I registered Clumper at the Royal (Dick) Veterinary School’s Rabbit Clinic and still cringe with embarrassment to this day of her condition. I had no idea how ‘fat’ she was and that her diet was the cause. In addition, she suffered sore hocks due to her weight. I was, through my own ‘ignorance’, imposing on her some level of neglect.
Thankfully, her issues were ‘minor’ in the bigger scheme of things and under their guidance her diet was slowly changed over and weight lost.
I had acquired a single male bunny, in the hope I could bond them both as I knew they liked company of their own kind! Ha!
Another well intended novice mistake. I had no idea what was entailed, mainly through my own ignorance into bunny behaviours etc. My attempts to bond them failed, so I went off to our local rescue one day for help and to adopt friends for both.
From there I made many rabbit savvy friends, all the while learning and understanding more about Rabbit behaviours etc. whilst helping out as an unofficial volunteer and getting a glimpse into the wider, numerous problems and issues which surrounds rabbit welfare and the plight of our most neglected pets.
The rescue side of things was often pretty grim; it’s not only the issue of the unwanted pet, but the many health or welfare problems they each arrived with. If it wasn’t overgrown claws, it was dental disease, abscesses, matted fur/parasite problems, overweight/underweight, ‘aggression’ (I use this word lightly – rabbits are not naturally aggressive animals, but if they have been mishandled, housed in poor conditions and, or been unable to express their natural behaviours, on top of being left intact – i.e. not neutered – they will become territorial, fearful and act out).
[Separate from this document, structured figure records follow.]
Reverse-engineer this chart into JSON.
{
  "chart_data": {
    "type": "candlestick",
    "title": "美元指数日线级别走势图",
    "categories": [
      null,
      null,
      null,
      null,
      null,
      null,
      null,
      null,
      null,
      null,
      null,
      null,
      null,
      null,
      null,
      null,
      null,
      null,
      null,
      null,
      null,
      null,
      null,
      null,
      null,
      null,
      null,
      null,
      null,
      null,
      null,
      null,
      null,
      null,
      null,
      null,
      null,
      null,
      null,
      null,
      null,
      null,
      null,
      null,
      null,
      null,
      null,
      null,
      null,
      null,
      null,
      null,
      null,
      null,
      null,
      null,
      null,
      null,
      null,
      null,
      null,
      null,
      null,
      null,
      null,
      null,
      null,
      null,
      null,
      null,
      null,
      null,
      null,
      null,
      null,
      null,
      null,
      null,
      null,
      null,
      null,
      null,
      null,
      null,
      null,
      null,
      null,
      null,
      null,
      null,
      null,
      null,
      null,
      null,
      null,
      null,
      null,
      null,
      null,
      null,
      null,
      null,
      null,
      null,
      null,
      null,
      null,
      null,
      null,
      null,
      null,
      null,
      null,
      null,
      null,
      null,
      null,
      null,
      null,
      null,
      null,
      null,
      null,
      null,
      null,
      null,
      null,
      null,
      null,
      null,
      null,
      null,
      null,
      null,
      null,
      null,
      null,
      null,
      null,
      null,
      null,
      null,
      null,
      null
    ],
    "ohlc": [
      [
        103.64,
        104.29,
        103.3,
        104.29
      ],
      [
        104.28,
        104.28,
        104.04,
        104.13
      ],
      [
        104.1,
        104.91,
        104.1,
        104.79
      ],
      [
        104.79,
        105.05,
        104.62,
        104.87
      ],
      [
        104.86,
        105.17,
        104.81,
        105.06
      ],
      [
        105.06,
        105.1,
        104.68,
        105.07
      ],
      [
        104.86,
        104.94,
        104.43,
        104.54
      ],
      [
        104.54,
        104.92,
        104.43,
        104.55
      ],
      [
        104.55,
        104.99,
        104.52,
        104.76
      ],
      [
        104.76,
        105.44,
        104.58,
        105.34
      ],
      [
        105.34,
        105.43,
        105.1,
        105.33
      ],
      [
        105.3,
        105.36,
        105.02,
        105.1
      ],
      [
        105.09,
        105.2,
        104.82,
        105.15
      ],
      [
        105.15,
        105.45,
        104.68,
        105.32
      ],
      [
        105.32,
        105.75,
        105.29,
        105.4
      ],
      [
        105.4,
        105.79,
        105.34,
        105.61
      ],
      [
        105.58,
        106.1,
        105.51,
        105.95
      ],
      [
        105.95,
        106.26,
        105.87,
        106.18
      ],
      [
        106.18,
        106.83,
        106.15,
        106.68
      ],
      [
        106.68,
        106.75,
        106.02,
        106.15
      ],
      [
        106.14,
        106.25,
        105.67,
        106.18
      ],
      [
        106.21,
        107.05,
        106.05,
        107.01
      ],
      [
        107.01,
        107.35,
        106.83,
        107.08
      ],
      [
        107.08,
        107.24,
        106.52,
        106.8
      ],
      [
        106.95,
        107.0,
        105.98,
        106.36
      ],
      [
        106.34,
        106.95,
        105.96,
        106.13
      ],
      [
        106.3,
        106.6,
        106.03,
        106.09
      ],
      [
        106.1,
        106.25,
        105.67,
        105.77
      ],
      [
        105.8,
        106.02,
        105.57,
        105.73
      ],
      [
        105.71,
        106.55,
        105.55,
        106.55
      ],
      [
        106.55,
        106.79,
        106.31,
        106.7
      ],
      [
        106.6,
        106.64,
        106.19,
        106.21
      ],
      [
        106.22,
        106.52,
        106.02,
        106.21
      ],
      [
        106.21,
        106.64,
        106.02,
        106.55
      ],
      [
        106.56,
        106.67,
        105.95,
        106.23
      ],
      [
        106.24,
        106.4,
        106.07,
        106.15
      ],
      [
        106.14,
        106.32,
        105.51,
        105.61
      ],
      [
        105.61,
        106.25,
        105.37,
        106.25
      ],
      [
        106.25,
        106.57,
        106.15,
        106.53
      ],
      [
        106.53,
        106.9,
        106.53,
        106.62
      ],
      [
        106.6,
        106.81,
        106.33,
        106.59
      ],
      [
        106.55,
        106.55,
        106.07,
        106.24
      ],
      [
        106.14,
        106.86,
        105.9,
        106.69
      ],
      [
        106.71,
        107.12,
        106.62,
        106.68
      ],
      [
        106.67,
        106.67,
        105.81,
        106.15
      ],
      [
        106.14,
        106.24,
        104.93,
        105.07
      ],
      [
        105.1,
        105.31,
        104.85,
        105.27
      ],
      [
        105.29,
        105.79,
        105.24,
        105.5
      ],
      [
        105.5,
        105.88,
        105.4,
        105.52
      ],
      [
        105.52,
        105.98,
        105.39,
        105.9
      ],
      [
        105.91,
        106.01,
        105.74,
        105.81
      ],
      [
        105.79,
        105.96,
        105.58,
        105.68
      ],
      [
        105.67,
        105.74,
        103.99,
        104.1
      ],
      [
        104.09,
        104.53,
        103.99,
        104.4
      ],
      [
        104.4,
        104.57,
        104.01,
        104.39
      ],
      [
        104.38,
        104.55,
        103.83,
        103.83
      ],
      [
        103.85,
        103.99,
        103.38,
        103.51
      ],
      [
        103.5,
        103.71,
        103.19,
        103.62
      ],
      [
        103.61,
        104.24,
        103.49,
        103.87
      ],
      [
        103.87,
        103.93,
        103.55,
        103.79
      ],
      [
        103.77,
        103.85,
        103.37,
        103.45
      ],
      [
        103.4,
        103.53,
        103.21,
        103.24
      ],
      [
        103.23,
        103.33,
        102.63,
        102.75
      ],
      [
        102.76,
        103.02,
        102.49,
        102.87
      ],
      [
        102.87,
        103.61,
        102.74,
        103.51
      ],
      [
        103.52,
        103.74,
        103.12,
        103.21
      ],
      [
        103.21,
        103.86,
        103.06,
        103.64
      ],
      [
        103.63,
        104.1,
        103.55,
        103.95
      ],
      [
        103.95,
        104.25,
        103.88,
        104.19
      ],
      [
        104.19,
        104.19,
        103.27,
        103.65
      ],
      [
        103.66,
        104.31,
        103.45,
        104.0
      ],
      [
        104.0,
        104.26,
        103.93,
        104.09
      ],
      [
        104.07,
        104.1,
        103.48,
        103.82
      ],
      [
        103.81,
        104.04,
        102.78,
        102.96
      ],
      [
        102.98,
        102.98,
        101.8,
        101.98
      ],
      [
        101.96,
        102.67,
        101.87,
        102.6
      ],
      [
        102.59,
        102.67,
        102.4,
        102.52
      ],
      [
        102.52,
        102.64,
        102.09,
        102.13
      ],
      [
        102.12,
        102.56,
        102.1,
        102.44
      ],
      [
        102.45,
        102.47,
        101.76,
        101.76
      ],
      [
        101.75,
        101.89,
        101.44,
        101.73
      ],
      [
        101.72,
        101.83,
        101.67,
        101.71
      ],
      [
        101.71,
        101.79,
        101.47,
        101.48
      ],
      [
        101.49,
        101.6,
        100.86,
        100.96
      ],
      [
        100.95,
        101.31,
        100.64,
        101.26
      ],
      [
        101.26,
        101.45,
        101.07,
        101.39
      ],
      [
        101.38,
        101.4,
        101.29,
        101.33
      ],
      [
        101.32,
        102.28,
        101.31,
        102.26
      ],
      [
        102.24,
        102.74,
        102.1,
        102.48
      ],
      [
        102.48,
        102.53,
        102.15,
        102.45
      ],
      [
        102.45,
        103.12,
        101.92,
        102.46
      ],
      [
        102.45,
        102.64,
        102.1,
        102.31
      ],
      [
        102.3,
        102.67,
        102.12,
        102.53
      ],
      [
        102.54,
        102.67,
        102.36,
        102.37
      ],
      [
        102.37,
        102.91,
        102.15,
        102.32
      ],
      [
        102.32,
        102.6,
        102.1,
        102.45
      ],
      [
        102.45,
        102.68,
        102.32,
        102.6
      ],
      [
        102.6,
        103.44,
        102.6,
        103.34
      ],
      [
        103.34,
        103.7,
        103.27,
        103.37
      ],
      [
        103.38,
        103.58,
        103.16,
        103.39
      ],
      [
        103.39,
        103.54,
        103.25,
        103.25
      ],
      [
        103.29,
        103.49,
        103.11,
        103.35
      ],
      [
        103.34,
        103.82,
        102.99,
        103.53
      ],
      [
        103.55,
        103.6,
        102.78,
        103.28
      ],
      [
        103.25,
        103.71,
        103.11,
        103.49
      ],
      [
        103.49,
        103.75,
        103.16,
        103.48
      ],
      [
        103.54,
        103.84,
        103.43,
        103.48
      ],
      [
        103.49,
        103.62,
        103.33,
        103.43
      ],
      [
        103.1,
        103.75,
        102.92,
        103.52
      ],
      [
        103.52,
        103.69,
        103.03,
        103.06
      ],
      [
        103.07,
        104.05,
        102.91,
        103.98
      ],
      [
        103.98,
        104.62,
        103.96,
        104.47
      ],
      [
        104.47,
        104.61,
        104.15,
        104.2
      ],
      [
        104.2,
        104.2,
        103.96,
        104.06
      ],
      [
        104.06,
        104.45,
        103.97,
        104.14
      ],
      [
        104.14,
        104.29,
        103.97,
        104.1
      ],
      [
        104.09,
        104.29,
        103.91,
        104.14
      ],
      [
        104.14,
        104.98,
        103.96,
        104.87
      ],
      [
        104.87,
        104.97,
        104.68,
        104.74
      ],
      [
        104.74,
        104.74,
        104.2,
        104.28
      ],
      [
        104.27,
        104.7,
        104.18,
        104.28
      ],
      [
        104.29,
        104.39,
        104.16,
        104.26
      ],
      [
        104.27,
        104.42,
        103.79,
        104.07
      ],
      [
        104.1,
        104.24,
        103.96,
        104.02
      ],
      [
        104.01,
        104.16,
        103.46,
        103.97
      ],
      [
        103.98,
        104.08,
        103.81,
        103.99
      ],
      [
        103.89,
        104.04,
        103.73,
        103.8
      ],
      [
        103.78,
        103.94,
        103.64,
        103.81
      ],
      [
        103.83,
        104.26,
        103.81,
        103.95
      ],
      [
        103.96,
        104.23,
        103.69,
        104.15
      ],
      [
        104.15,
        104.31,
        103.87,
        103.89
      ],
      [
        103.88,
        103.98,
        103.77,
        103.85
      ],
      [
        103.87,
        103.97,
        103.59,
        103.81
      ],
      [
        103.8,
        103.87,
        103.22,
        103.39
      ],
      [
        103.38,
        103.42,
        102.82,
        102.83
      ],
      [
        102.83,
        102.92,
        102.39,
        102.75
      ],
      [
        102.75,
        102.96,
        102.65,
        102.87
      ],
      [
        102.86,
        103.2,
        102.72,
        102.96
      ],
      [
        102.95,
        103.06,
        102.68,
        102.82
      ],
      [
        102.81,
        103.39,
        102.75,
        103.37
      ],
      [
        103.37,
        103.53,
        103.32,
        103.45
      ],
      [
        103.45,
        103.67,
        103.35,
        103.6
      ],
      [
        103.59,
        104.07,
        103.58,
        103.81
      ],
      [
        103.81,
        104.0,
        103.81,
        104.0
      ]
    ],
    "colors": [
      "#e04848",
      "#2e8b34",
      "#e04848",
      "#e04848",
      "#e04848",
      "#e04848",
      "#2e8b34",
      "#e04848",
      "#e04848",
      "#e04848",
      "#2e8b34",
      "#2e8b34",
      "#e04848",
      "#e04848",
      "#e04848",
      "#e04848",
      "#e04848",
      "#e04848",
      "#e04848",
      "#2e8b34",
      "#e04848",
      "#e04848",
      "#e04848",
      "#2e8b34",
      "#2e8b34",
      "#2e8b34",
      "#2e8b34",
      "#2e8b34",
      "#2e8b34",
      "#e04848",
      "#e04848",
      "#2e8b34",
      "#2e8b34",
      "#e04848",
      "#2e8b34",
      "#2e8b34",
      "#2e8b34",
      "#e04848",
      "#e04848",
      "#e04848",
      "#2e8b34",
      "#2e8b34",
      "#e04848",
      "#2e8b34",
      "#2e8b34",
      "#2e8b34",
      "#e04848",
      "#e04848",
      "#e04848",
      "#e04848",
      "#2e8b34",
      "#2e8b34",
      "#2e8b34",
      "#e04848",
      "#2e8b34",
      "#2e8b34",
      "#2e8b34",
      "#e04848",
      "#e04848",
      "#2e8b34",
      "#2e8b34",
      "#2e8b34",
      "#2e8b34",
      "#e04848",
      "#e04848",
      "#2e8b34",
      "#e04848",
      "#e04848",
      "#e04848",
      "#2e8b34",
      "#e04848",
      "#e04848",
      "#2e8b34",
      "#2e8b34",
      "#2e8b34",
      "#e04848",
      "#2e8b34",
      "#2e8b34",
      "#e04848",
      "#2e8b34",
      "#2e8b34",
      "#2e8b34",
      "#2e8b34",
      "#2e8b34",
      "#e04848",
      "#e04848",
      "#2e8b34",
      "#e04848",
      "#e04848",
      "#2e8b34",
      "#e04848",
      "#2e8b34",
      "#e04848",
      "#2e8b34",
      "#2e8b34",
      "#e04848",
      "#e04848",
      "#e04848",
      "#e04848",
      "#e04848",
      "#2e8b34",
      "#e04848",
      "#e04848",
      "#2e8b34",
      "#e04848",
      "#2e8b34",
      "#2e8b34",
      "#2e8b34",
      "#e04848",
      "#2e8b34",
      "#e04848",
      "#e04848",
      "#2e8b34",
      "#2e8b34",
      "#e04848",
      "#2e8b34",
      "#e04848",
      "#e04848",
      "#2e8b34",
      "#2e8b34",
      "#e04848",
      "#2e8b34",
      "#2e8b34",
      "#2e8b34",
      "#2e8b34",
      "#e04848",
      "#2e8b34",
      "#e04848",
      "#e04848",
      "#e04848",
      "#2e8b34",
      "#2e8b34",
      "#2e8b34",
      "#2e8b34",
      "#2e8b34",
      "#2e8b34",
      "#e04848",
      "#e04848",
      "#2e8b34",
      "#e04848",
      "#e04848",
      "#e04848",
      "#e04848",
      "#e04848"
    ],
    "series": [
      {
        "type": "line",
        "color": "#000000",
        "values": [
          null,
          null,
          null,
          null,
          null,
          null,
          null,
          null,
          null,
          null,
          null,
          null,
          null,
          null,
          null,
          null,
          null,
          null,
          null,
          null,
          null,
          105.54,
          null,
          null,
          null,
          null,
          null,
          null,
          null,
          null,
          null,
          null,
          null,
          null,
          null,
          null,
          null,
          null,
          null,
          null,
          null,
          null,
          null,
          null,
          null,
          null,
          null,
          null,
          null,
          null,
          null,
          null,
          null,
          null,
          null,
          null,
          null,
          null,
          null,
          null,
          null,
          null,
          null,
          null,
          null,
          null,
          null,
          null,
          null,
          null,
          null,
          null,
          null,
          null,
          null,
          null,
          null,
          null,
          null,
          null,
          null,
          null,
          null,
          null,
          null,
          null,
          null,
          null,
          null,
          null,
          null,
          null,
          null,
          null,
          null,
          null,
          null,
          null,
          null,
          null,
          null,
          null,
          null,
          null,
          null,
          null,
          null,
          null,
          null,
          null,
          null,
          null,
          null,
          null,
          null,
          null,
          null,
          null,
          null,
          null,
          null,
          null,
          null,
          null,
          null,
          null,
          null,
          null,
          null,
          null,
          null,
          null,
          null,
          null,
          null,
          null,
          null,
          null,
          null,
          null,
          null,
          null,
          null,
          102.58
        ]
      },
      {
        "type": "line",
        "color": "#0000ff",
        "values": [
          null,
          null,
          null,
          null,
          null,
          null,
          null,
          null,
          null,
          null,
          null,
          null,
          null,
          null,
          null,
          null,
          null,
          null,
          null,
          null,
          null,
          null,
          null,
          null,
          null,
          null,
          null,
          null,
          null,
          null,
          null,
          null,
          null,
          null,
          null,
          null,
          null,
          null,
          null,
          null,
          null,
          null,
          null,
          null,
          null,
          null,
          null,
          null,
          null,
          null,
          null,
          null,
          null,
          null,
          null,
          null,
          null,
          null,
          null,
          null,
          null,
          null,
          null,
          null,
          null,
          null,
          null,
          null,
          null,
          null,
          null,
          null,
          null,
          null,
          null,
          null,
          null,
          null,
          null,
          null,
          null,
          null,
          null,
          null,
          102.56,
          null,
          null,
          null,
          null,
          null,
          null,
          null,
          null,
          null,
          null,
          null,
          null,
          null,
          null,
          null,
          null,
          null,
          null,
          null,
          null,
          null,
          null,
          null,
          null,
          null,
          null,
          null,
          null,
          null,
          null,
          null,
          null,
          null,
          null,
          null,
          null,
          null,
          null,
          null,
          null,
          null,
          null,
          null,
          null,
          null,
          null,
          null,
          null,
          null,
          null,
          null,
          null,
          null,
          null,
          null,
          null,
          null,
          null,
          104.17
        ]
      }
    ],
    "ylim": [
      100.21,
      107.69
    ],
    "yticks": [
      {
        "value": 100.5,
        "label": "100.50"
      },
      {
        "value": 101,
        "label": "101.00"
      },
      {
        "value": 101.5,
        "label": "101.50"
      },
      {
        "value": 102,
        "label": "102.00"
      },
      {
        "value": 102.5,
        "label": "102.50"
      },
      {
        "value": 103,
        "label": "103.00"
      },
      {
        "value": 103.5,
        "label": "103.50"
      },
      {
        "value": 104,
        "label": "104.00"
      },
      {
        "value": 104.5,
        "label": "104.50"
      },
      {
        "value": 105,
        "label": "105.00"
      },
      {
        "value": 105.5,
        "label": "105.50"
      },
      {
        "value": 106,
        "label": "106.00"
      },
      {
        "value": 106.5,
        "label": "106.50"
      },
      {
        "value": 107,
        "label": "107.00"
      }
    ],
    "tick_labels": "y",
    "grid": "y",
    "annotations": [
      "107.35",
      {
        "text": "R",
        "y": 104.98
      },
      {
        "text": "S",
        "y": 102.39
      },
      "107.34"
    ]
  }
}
The phone quite literally, never stopped!
So as someone who has always been passionate about Animals I simply had to do something and chose to speak out in an effort to try to, not only raise awareness but change things for the better. It was then our charity was born.
With an estimated 67,000 rabbits in rescue during 2012 alone – this figure does NOT take into account those re-homed via other means or ‘set free’ in the wild – it is becoming increasingly urgent that the many Rabbit Welfare issues are highlighted, tackled and acted upon in the hope that we can one day put an end to this hidden neglect.
If the health/welfare problems are not bad enough in themselves, then the general attitude to rabbits is in truth much worse. It is extremely difficult to get people to take the many welfare issues seriously.
As our 3rd most popular pets (after cats and dogs), Rabbits are the MOST neglected of our companion animals. I feel I summed this up quite accurately during a recent communication with another Animal Welfare body in regards to the numerous issues we face “when trying to speak out for Rabbit Welfare, we are being left lingering in the shadows and not being heard, much like the bunny locked in its hutch at the bottom of the garden.”
Why people are so reluctant to take the issues seriously?
I hope you now understand a little more about what a rabbit is and can identify common mistakes. It is never too late to change things for the better, for both you and bunny.
Always seek advice from a vet competent in rabbit health before making any changes, especially concerning their diet and or any health issues your rabbit may have, no matter how small.
We hope the pages, links and information on our website can help you apply, adapt and provide for the welfare of your rabbits in a more natural and beneficial way, for both Bunny and owner alike!